Third, I used the command line to remove the parentheses and brackets in the master newspapers file, and tab delimit the fields so that the location was its own column. This command looks like this:

tr '()' '\t' < newspapers-edit.txt | tr ',' '\t' | tr '[]' '\t' > newspapers-edit-expanded.txt

However, I realized when I did this command that it messes up my newspaper dictionary (from step 1) because the LCCN number, which was the last field, is now in a non-fixed location depending on how many fields were created by moving the comma-separated information into new tab-separated fields. So I did the highest-tech thing I know: I opened the .txt file in LibreOffice Calc (the poor man’s MS Excel) and simply moved the LCCN column in the original newspapers-edit.txt file over so that it wouldn’t be affected when I ran the tab-separating command. Then I ran the command again.

The data set now looks like this:
Democrat and sentinel. (Ebensburg, Pa.) 1853-1866 1854-12-14 Nashville union and American. (Nashville, Tenn.) 1853-1862 1854-12-07
New-York daily tribune. (New-York [N.Y.]) 1842-1866 1842-12-08 Jeffersonian Republican. (Stroudsburg, Pa.) 1840-1853 1842-12-14
Holmes County Republican. (Millersburg, Holmes County, Ohio) 1856-1865 1860-01-05 Clarksville chronicle. (Clarksville, Tenn.) 1857-1865 1859-12-23
Fremont journal. (Fremont, Sandusky County, [Ohio]) 1853-1866 1860-12-06 Cleveland morning leader. (Cleveland [Ohio]) 1854-1865 1860-12-06
Glasgow weekly times. (Glasgow, Mo.) 1848-1861 1850-01-03 Democratic banner. (Bowling Green, Pike County, Mo.) 1845-1852 1849-12-31
Belmont chronicle. (St.
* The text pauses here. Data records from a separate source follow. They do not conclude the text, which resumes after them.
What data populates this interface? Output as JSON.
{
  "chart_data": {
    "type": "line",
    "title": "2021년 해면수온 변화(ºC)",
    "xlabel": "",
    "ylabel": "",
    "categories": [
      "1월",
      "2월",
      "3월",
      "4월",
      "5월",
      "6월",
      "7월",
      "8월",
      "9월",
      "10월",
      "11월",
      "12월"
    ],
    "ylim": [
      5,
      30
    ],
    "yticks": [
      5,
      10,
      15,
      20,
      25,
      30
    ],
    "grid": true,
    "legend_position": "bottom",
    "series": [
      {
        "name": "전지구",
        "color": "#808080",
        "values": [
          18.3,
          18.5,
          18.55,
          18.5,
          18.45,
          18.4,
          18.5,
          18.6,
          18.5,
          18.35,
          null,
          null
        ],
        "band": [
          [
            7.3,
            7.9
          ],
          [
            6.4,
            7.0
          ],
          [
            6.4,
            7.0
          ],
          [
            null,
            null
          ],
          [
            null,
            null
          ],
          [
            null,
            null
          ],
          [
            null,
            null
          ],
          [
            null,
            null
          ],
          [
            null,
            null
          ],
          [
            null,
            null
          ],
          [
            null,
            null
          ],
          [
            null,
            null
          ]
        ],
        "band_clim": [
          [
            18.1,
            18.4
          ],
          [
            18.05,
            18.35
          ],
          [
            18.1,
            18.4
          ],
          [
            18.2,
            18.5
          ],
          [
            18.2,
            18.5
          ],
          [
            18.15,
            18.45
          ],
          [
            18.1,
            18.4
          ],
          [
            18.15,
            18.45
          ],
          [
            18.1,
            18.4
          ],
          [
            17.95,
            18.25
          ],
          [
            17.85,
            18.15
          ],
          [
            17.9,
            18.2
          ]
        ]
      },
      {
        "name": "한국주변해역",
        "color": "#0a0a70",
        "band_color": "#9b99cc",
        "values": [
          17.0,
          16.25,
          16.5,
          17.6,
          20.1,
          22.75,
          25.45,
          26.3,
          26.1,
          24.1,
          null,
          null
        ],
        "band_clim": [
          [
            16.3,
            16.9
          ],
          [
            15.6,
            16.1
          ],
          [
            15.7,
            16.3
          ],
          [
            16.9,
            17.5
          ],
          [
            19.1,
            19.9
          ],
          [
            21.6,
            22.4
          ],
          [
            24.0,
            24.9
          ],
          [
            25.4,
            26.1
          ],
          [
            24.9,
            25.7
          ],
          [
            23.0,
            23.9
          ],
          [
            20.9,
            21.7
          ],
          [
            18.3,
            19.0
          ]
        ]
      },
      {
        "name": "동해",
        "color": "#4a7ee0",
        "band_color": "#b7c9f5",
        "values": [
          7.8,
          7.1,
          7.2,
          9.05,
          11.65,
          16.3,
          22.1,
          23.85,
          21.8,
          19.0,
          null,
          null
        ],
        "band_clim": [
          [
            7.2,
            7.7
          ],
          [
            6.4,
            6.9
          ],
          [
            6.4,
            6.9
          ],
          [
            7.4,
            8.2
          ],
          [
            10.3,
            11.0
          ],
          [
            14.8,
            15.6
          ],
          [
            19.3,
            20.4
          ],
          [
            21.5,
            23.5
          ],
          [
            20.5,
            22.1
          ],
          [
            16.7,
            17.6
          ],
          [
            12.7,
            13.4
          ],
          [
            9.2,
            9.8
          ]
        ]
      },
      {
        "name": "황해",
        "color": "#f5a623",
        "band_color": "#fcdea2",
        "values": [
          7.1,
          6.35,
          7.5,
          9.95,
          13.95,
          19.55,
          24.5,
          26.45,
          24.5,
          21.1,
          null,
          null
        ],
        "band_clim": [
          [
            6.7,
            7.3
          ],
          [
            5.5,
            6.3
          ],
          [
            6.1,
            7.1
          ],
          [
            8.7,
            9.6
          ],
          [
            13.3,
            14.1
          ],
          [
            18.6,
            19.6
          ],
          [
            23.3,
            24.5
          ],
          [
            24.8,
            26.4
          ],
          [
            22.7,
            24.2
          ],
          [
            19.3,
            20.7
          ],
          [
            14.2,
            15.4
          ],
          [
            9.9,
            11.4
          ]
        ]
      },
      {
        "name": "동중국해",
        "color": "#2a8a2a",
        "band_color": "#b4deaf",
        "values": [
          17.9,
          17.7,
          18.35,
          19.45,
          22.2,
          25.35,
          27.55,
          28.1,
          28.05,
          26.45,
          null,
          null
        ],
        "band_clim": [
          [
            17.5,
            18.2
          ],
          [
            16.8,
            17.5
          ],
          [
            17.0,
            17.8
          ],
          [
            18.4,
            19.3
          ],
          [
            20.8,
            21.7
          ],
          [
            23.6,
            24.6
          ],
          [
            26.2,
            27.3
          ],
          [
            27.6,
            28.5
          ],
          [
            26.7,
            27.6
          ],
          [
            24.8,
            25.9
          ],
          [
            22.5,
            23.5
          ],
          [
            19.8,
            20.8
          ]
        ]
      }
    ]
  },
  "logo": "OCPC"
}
Clairsville, Ohio) 1855-1973 1857-12-10 Clarksville chronicle. (Clarksville, Tenn.) 1857-1865 1857-12-14

My next task was figuring out how to write the dictionary to draw out the city/state as their own separate fields, which can then be geocoded in ArcGIS. I wrote the dictionary in a sort of stack: the LCCN calls the title; the title calls the city; the city calls the state. When I figured out how to set this up, I felt (for the first time) a major advancement in my understanding of Python syntax.
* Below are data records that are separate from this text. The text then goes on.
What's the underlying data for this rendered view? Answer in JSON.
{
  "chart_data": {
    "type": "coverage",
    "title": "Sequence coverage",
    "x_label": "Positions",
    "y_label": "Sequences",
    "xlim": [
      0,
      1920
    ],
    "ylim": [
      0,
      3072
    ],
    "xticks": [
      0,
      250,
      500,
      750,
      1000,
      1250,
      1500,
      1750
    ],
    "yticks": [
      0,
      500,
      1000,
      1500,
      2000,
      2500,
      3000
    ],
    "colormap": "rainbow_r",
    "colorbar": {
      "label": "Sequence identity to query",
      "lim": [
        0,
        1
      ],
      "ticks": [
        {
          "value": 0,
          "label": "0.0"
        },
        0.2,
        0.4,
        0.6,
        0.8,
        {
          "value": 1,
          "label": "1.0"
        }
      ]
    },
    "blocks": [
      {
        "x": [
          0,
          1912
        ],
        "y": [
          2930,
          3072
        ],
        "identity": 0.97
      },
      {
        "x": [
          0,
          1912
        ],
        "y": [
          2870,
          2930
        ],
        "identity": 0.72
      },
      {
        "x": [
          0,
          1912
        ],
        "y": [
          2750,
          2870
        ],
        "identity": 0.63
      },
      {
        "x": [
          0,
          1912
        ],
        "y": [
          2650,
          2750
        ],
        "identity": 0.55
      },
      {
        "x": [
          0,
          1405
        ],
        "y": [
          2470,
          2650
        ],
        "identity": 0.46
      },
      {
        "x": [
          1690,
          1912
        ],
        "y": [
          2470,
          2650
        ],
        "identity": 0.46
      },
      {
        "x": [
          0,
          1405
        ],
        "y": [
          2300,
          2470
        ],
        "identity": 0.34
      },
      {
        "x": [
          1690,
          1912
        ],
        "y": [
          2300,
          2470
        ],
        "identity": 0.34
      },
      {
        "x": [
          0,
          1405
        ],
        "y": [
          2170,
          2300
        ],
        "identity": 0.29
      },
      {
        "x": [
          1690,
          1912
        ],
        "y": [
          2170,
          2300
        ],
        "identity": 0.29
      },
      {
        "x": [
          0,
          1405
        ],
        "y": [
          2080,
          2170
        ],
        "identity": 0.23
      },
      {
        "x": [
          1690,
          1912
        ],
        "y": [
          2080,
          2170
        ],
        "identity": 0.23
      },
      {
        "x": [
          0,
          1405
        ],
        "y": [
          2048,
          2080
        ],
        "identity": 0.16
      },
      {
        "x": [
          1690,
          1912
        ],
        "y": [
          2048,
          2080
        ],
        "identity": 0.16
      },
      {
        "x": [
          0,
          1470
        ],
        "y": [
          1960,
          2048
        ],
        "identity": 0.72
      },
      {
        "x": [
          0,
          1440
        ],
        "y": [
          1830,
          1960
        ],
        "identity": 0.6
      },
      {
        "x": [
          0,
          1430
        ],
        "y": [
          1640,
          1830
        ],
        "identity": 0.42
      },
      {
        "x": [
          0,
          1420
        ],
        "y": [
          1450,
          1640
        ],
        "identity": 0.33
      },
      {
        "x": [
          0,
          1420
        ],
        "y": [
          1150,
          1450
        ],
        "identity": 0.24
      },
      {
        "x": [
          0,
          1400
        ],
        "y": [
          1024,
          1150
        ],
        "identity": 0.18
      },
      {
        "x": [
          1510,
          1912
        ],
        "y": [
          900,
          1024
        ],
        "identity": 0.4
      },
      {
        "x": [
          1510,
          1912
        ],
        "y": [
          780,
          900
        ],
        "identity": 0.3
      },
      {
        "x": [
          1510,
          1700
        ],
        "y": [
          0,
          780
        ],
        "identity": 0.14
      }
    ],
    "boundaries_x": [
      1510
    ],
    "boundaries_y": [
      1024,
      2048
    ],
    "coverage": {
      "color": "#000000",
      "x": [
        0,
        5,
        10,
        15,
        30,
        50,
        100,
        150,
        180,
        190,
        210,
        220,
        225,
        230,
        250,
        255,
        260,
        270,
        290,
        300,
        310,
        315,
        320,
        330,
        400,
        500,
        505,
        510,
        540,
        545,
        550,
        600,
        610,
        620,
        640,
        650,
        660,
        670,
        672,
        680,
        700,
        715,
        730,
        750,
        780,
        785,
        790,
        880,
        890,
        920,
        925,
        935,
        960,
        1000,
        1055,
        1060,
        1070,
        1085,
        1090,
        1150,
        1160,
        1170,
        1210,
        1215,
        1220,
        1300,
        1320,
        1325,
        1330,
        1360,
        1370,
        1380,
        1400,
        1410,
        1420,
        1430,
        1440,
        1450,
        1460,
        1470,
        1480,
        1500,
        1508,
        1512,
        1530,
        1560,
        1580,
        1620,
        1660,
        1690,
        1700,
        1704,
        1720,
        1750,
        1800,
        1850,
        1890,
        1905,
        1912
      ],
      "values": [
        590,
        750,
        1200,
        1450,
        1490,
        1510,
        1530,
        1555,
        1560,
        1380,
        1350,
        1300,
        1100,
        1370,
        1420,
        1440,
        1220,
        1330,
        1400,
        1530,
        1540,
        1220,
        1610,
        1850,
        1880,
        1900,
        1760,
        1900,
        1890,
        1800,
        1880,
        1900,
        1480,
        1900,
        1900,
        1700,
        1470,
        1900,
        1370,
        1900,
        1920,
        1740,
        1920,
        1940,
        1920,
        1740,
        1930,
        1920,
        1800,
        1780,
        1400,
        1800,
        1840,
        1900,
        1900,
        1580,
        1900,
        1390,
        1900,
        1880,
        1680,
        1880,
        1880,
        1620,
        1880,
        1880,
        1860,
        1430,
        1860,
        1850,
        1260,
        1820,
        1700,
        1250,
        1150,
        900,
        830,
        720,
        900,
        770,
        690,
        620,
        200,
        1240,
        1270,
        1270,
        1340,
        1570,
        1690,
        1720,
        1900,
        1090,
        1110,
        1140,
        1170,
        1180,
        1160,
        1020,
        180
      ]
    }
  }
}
And this is how the data set has finally ended up looking:

Democrat and sentinel. Ebensburg Pennsylvania 1854-12-14 Nashville union and American. Nashville Tennessee 1854-12-07
New-York daily tribune. New-York New York 1842-12-08 Jeffersonian Republican. Stroudsburg Pennsylvania 1842-12-14
Holmes County Republican. Millersburg Ohio 1860-01-05 Clarksville chronicle. Clarksville Tennessee 1859-12-23
Fremont journal. Fremont Ohio 1860-12-06 Cleveland morning leader. Cleveland Ohio 1860-12-06
Glasgow weekly times. Glasgow Missouri 1850-01-03 Democratic banner. Bowling Green Missouri 1849-12-31
Belmont chronicle. St. Clairsville Ohio 1857-12-10 Clarksville chronicle. Clarksville Tennessee 1857-12-14

At the very beginning, I set up a shortened set (10 lines) of pairwise data to run my tests on, so I wouldn’t super-mess any of the big data up (or wait a really long time to discover that I’d done something wrong and the output wasn’t what I intended). This was a really helpful way to test my program without major consequences.
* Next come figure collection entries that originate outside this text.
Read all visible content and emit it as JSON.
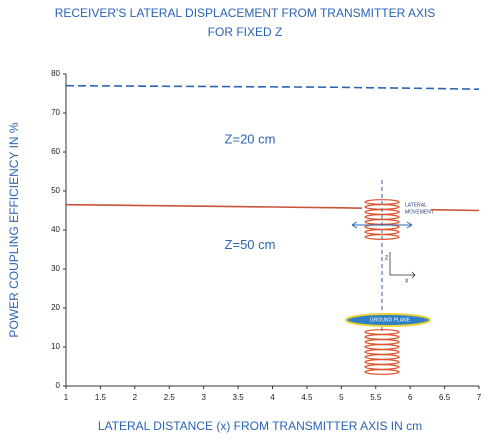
{
  "chart_data": {
    "type": "line",
    "title": [
      "RECEIVER'S LATERAL DISPLACEMENT FROM TRANSMITTER AXIS",
      "FOR FIXED Z"
    ],
    "x_label": "LATERAL DISTANCE (x) FROM TRANSMITTER AXIS IN cm",
    "y_label": "POWER COUPLING EFFICIENCY IN %",
    "x": [
      1,
      2,
      3,
      4,
      5,
      5.3,
      5.8,
      6.3,
      7
    ],
    "series": [
      {
        "name": "Z=20 cm",
        "color": "#2b63b5",
        "dash": true,
        "values": [
          77,
          76.9,
          76.8,
          76.7,
          76.6,
          76.5,
          76.4,
          76.3,
          76.1
        ]
      },
      {
        "name": "Z=50 cm",
        "color": "#c8553a",
        "dash": false,
        "values": [
          46.5,
          46.3,
          46.1,
          45.9,
          45.7,
          45.6,
          null,
          45.2,
          45.0
        ]
      }
    ],
    "xlim": [
      1,
      7
    ],
    "ylim": [
      0,
      80
    ],
    "xticks": [
      1,
      1.5,
      2,
      2.5,
      3,
      3.5,
      4,
      4.5,
      5,
      5.5,
      6,
      6.5,
      7
    ],
    "yticks": [
      0,
      10,
      20,
      30,
      40,
      50,
      60,
      70,
      80
    ],
    "inset_labels": {
      "lateral": [
        "LATERAL",
        "MOVEMENT"
      ],
      "ground": "GROUND PLANE",
      "z": "Z",
      "x": "X"
    }
  }
}
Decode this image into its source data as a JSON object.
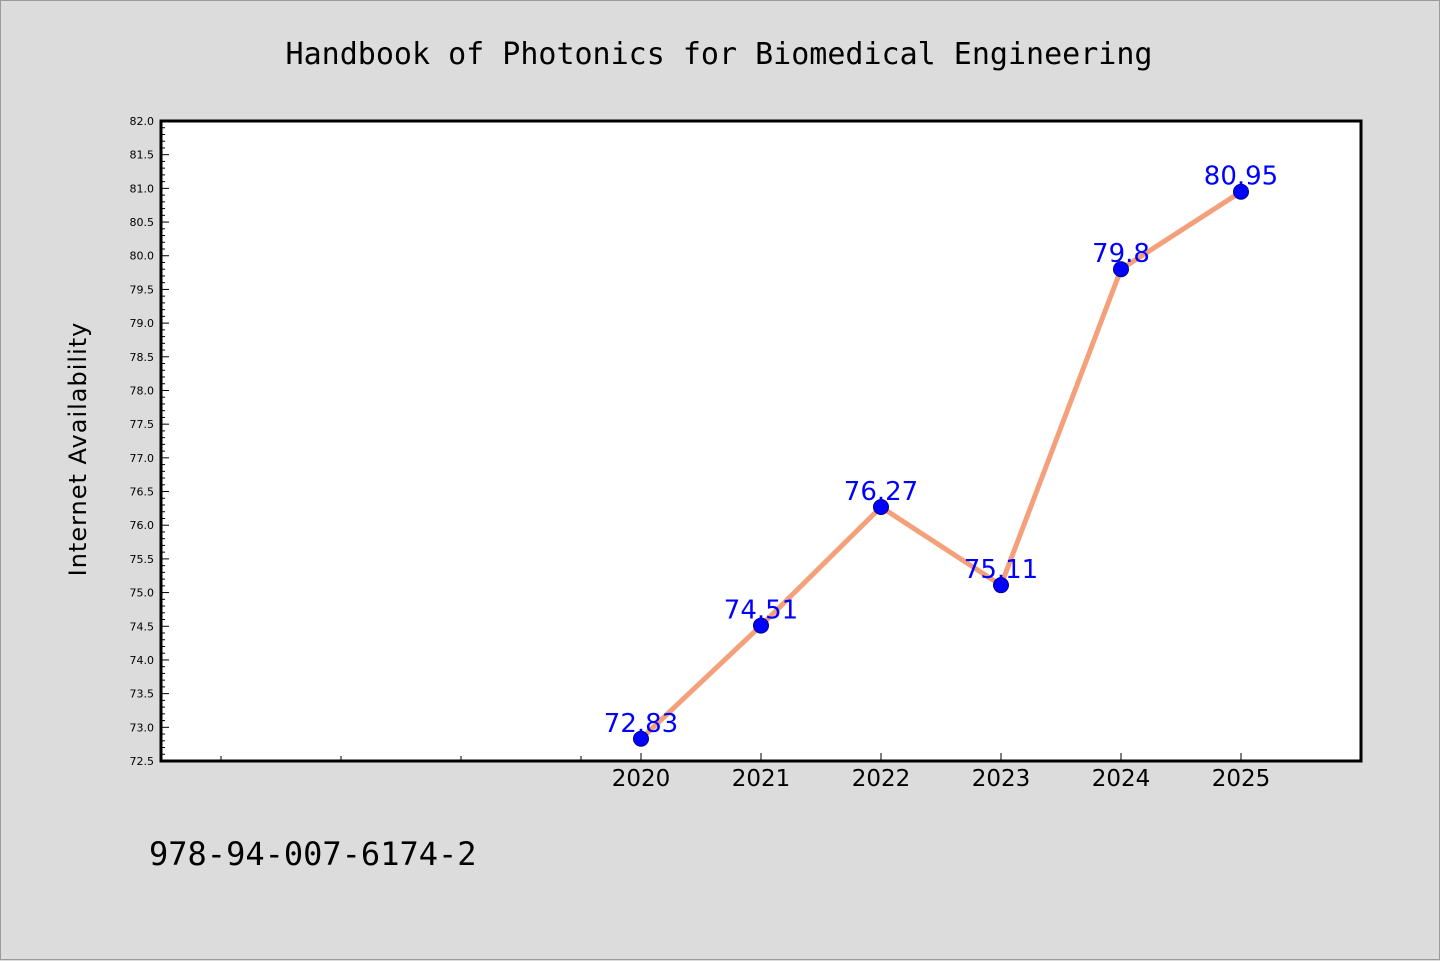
{
  "chart_data": {
    "type": "line",
    "title": "Handbook of Photonics for Biomedical Engineering",
    "xlabel": "",
    "ylabel": "Internet Availability",
    "x": [
      "2020",
      "2021",
      "2022",
      "2023",
      "2024",
      "2025"
    ],
    "values": [
      72.83,
      74.51,
      76.27,
      75.11,
      79.8,
      80.95
    ],
    "data_labels": [
      "72.83",
      "74.51",
      "76.27",
      "75.11",
      "79.8",
      "80.95"
    ],
    "ylim": [
      72.5,
      82.0
    ],
    "ytick_step": 0.5,
    "xlim_slots": 10,
    "grid": false,
    "line_color": "#f4a07a",
    "marker_color": "#0000ff",
    "label_color": "#0000ff"
  },
  "footer": {
    "isbn": "978-94-007-6174-2"
  }
}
Each time, when it was time to replace the test file with the real one, I got all knock-kneed, fearful that something would go terribly awry. With the first program, something did go awry: we discovered that the test one worked but the big one didn’t because of mysterious empty lines in the big one. We solved that problem by (1) finding the blank lines and removing–don’t quite know how, to be honest, and (2) writing an exception that skipped over aberrant lines. Since that time, I fixed the aberrant line problem by adding the problem publication (the Atlantic Monthly) into the newspapers master list I’m pulling my dictionary keys from. So in the second iteration of the program, not only were there dates, but all the lines in the file were actually being identified. Troubleshooting these problems was quite beneficial in helping me learn exactly how Python works.

My first experiences with programming, though a very great frustration to me at times, have stretched me a lot in thinking about how data can be manipulated, and the best ways to get the job done. I look forward to continuing to flail around in all directions, both on this project and hopefully on some of my own.